Tous se plaignent de la concurrence déloyale des importations ukrainiennes qui font chuter les prix des céréales. En ce sens, ces pays attendent la décision de la Commission européenne sur le renouvellement ou non de l'exemption douanière pour les produits ukrainiens, qui expire en juin prochain.

Graphique montrant le pourcentage des échanges commerciaux entre le Mercosur et ses principaux partenaires en 2023 (au 30 novembre) - PHOTO/AFP

Ursula von der Leyen se dit ouverte au dialogue avec les agriculteurs

La présidente de la Commission européenne a déclaré qu'elle entendait poursuivre une stratégie de dialogue réunissant les agriculteurs, les organisations environnementales et d'autres organismes agricoles.
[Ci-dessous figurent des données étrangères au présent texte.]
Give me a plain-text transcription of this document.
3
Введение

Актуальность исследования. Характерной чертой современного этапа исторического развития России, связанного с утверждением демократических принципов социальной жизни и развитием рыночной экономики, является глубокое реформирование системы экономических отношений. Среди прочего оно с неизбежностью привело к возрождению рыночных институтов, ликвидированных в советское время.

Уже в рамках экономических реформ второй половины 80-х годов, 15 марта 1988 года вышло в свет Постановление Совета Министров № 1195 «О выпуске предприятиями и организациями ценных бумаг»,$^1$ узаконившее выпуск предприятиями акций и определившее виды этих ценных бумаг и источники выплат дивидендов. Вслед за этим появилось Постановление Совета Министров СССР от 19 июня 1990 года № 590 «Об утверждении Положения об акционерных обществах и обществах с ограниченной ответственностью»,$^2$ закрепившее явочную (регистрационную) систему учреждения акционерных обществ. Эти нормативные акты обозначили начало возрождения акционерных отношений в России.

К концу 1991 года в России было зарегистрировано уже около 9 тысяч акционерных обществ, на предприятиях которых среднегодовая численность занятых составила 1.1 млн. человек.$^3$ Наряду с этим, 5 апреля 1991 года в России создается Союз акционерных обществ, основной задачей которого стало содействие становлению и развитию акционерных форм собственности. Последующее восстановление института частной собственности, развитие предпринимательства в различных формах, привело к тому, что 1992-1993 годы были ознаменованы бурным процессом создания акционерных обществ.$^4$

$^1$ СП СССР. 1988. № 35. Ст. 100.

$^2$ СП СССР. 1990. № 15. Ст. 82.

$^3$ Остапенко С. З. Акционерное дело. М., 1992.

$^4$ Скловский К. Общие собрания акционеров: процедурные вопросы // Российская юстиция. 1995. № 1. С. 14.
L'objectif est de trouver un terrain d'entente entre les restrictions de plus en plus strictes dictées par Bruxelles et les besoins des professionnels du secteur.

Toutefois, von der Leyen fixe un certain nombre de lignes rouges à ne pas franchir en tout état de cause, comme l'aspect de la durabilité. Il précise toutefois qu'il est possible de trouver un terrain d'entente qui tienne compte "des revenus des agriculteurs, de l'innovation technologique et de la compétitivité".

Un convoi de tracteurs du syndicat CR47 (Coordination rurale 47) à destination de Paris est bloqué par la police à Sully-sur-Loire, près d'Orléans, le 31 janvier 2024, alors qu'il s'apprête à bloquer le marché de Rungis - AFP/ALAIN JOCARD

L'idée est d'ouvrir un dialogue qui, d'ici le milieu de l'année, débouchera sur une proposition concrète qui pourra être présentée à la Commission. Bien que cette idée ait été promise par Ursula von der Leyen elle-même en septembre de l'année dernière, elle ne s'est pas encore concrétisée, ce qui est l'une des raisons des manifestations devant le Parlement européen.

Ils disent qu'ils ne demandent "pas grand-chose", juste "un traitement équitable et le respect de leur rôle social". Elles pensent que cette vague de protestations pourrait avoir un impact important sur les prochaines élections européennes et sont donc prêtes à maintenir la pression pour améliorer des conditions qui, si elles ne changent pas, conduiront selon elles à leur ruine à court terme.